What Moore delivers here is an amazing feat of balance: her world is both amazingly specific in its details and yet completely recognizable. It is both strange and familiar. Extraordinary and ordinary. We may never have repeatedly hired a very small round cab driver who used to play Humpty Dumpty in the local theme park, but we all have our own oddball person that popped up a few times in our past. We may not have grown up in an early 1970s small town, but we know the feelings Moore evokes here. She captures how childhood was, how we look back and how all experiences are unique in their own weird ways. She balances it all by continually making the right decisions on what gets focus and what doesn’t. The large tragedies are written off in a single line, while a small seeming nothingness can get a paragraph. There’s an amazing courage to this way of writing, because the payoff is richer but subtler. There’s no grand cathartic moment toward the end of the novel where Berie reaches some grand realization about her life or where Berie and Sils reconnect late in life.

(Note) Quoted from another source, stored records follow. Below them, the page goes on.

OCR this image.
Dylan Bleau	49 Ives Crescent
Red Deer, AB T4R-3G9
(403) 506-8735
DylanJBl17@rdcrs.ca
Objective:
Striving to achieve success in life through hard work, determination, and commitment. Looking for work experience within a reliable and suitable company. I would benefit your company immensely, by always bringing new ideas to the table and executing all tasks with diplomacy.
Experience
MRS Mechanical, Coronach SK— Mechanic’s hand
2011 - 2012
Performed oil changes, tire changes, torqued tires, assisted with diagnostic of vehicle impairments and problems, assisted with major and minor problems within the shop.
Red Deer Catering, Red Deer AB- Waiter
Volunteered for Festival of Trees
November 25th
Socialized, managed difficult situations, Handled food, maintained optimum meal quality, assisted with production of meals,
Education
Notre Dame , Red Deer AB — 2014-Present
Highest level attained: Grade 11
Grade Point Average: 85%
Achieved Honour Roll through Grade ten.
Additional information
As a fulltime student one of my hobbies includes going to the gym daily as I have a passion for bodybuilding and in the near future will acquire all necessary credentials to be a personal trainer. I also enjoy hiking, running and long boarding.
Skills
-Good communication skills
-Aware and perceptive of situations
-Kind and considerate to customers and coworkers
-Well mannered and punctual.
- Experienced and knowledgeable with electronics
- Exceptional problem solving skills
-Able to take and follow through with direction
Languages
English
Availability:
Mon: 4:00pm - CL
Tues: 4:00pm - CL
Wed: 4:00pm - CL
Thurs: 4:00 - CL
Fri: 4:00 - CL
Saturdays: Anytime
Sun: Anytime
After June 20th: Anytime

The book achieves a lot in its short page count, and it certainly is a short book. The book clocks in at about 160 pages. There’s always a danger to books this short, for me at least. Having the ending so tantalizingly close from the very beginning is a threat to thoughtful reading. There’s a cheap thrill to finishing a book quickly, and a short book like this makes that so very easy. But Who Will Run The Frog Hospital? is much better served by taking it slow. There’s so much subtlety here that can easily be lost in a race to the finish line.
I really feel like Moore does something special here. She really captures something about the way we experience our own past in a way I haven’t seen done before. There’s a tendency to focus on the big and loud moments in narratives like this, but Moore focuses on odd or simple moments and fills them with richness. The moments spent sneaking a cigarette with a friend and making bad jokes aren’t the stuff of big drama, but together all those moments form the true nature of our past, our friendships. There’s an honesty on display in this book that feels rare and packs the book with an unexpected punch that may not be felt right away, but that Moore builds meticulously in such a short novel.